Ritual Is Trending Again. The Church Should Be Glad — and a Little Careful.
People are hungry for sacred form — even without religion. Christianity Today asks whether the church will answer that hunger or keep flattening the very rituals people are searching for.
Christianity Today’s May 19 review “The Rise of the Ritualistic but Not Religious” lands on one of the most revealing spiritual developments of the moment: people are increasingly drawn to ritual even when they are not ready to submit to religion. The piece, reviewing Bruce Feiler’s work on “bespoke rituals,” argues that many modern people want ceremony, symbolism, and form — but often without God, covenant, or ecclesial authority.
That is not surprising.
Human beings do not thrive on information alone. We need repeated actions that give shape to grief, joy, beginnings, endings, meals, loss, reconciliation, and hope. When institutional religion weakens, the need for ritual does not disappear. It simply gets improvised. People build private ceremonies, create personal liturgies, design meaningful habits, and try to give sacred weight to ordinary transitions. Christianity Today’s point is not that such longing is fake. It is that without God in the center, ritual can become expressive without becoming transformative.

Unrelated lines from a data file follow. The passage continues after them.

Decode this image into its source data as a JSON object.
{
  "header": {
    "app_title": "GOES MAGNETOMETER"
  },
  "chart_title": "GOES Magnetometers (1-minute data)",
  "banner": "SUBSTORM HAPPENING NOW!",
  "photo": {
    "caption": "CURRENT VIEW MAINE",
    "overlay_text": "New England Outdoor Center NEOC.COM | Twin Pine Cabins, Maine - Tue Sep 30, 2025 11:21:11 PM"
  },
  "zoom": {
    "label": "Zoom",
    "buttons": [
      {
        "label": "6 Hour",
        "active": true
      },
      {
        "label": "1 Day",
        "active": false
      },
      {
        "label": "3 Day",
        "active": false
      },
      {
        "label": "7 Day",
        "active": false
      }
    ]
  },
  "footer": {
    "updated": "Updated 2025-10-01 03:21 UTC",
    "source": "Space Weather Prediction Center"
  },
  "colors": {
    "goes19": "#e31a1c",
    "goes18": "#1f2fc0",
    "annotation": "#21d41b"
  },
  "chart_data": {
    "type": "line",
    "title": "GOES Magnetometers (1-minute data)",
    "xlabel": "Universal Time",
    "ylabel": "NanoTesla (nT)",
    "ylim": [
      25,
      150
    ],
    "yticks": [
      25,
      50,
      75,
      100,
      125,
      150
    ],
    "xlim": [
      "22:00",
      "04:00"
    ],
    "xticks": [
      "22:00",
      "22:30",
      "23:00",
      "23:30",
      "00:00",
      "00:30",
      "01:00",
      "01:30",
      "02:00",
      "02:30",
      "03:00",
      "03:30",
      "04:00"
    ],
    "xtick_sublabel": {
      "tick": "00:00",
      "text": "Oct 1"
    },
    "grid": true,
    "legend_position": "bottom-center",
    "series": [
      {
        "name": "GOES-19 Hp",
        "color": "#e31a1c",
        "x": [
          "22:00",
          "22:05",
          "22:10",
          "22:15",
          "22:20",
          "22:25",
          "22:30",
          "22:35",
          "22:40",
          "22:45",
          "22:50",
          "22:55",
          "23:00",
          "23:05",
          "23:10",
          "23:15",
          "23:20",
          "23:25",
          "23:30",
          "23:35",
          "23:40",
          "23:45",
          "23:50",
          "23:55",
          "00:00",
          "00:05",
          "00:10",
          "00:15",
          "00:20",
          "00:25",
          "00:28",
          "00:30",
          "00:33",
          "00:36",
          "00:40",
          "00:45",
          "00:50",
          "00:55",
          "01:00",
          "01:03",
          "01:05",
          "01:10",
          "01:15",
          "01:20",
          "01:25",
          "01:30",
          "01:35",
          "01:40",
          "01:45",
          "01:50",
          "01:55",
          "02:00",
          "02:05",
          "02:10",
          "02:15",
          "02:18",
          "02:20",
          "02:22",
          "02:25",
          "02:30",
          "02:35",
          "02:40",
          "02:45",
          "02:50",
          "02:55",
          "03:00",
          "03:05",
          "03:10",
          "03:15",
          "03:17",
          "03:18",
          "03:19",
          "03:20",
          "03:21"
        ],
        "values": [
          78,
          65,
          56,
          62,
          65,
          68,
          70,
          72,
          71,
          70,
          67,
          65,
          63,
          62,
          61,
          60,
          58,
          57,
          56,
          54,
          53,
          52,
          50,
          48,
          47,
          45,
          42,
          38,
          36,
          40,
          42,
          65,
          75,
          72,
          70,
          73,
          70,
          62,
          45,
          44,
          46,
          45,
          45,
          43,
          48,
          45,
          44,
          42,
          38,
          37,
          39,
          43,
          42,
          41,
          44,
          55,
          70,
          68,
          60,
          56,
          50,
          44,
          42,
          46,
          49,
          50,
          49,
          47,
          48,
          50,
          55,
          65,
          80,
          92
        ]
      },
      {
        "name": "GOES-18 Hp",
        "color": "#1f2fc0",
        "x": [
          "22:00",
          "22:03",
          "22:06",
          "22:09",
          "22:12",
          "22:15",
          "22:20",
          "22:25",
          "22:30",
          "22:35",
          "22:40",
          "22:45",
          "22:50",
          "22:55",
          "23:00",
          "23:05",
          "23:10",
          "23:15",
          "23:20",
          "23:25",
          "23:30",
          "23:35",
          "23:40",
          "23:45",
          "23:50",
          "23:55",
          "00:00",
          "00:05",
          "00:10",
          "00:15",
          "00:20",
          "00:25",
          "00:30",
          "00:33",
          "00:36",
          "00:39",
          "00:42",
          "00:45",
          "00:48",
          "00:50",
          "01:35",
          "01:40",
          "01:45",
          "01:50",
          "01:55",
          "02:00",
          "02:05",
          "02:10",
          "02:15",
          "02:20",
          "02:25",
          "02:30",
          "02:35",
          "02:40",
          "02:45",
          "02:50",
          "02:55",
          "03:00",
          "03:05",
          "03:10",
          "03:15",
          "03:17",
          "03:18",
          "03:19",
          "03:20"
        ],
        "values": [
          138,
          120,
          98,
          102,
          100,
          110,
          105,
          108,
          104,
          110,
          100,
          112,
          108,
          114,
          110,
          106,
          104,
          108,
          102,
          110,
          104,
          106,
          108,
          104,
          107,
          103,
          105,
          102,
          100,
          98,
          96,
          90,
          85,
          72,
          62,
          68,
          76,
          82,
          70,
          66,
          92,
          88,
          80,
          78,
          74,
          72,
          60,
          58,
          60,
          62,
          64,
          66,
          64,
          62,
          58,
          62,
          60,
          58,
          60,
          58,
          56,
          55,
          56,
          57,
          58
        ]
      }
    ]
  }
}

That distinction matters for modern Christianity.
Because the church should be one of the few communities not confused by this trend. Christians should understand better than most that human beings are liturgical creatures. We are shaped by repeated actions, spoken words, bodily habits, meals, seasons, songs, and prayers. The question has never been whether we will have rituals. The question is which rituals will form us, toward what vision of reality, and under whose authority.
This is where the “ritualistic but not religious” impulse becomes both understandable and fragile.
Understandable, because modern life is painfully disenchanted. People are tired of flatness. They want to mark things that matter. They want transitions to feel real. They want the ordinary to open into meaning. In that sense, the return of ritual may reflect not superstition but hunger. It may be one more sign that secular modernity’s promise of purely self-authored life leaves people emotionally and spiritually under-formed.
Fragile, because ritual without transcendence can become a mirror instead of a window.
It can circle endlessly back to the self. It can help people feel meaning without asking them to receive it. It can produce emotional texture without moral surrender. It can soothe, but not necessarily sanctify.
That is why the church should not mock this trend. It should interpret it.
The rise of bespoke ritual may be one of the clearest signs that people still long for forms strong enough to carry their lives. They want rites of passage, rhythms of attention, symbols of consolation, and embodied ways to inhabit joy and grief. Christianity already has these things — not as lifestyle enhancements, but as gifts rooted in reality: baptism, Eucharist, confession, Sabbath, prayer, liturgical time, mourning, feasting, blessing.
The problem is that many churches have become so casual, so flattened, or so suspicious of embodied faith that they no longer present Christian ritual as spiritually potent. In trying to avoid dead formalism, they have sometimes ended up offering people very little form at all. That leaves many modern seekers with an odd impression: that the world outside the church is experimenting more seriously with ritual than the church itself is.
That should trouble Christians.
Because Christianity does not merely preserve ritual for tradition’s sake. It offers forms through which God meets people, reorders loves, and joins communities to a story larger than themselves. If the wider culture is waking up to its need for ritual, the church should hear that not as competition, but as invitation.
An invitation to recover beauty. Gravity. Pattern. Sacred repetition. The truth that some things are learned not only by explanation, but by faithful practice over time.
3 Takeaways
- The renewed interest in ritual reflects real spiritual hunger. People are seeking forms that give weight and meaning to life.
- Ritual without God can still be moving, but it cannot bear the same transforming weight. That is the heart of Christianity Today’s warning.
- Modern Christianity should recover confidence in embodied practices. A ritual-hungry culture may be more open to Christian forms than many churches realize.
Bottom line: The rise of the ritualistic but not religious is not simply a quirky trend. It is evidence that human beings still ache for sacred form. The church should recognize that ache — and answer it with something deeper than self-designed ceremony.